I am learning scrapy and along with sqlalchemy I got one problem I want to replace the current stock data every time the website is scraped. I came from django background there was update_or_create method as the data used to be replaced on every new update. I have setup pipelines.py in scrapy as following:

class ScrapySpiderPipeline:
    def __init__(self):
        """
        Initializes database connection and sessionmaker.
        Creates deals table.
        """
        engine = db_connect()
        create_nepse_table(engine)
        self.Session = sessionmaker(bind=engine)

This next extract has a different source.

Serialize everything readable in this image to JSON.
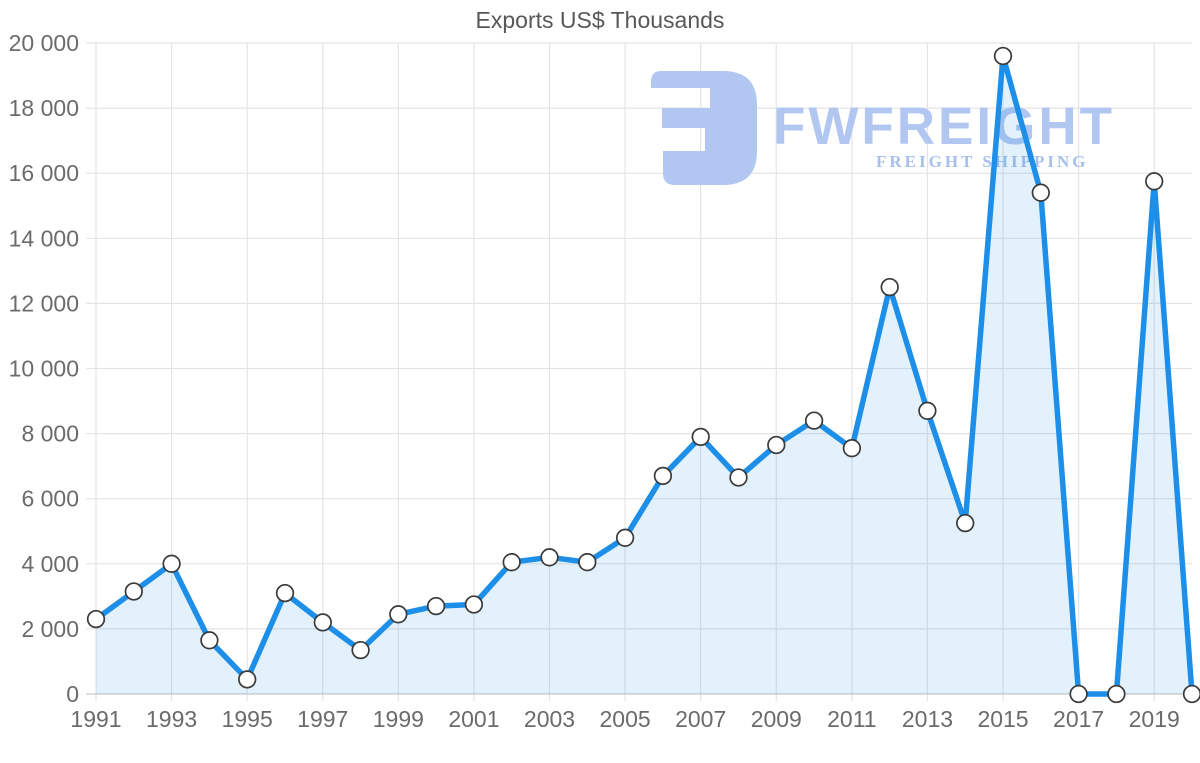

    def process_item(self, item, spider):
        """Save deals in the database.

    This method is called for every item pipeline component.

    """
        session = self.Session()
        nepse = NepseDb(**item)
    
        try:
            session.add(nepse)
            session.commit()
        except:
            session.rollback()
            raise
        finally:
            session.close()
    
        return item

and my models.py is as following

DeclarativeBase = declarative_base()


def db_connect():
    """
    Performs database connection using database settings from settings.py.
    Returns sqlalchemy engine instance
    """
    return create_engine(get_project_settings().get("CONNECTION_STRING"))


def create_table(engine):
    DeclarativeBase.metadata.create_all(engine)


class NepseDB(DeclarativeBase):
    __tablename__ = "nepse_data"

    id = Column(Integer, primary_key=True)
    index = Column('index', Text())

How do I create or update my index data on next scrape? Any hint will be appreciated.

nava
  • 683
  • 3
  • 17

0 Answers0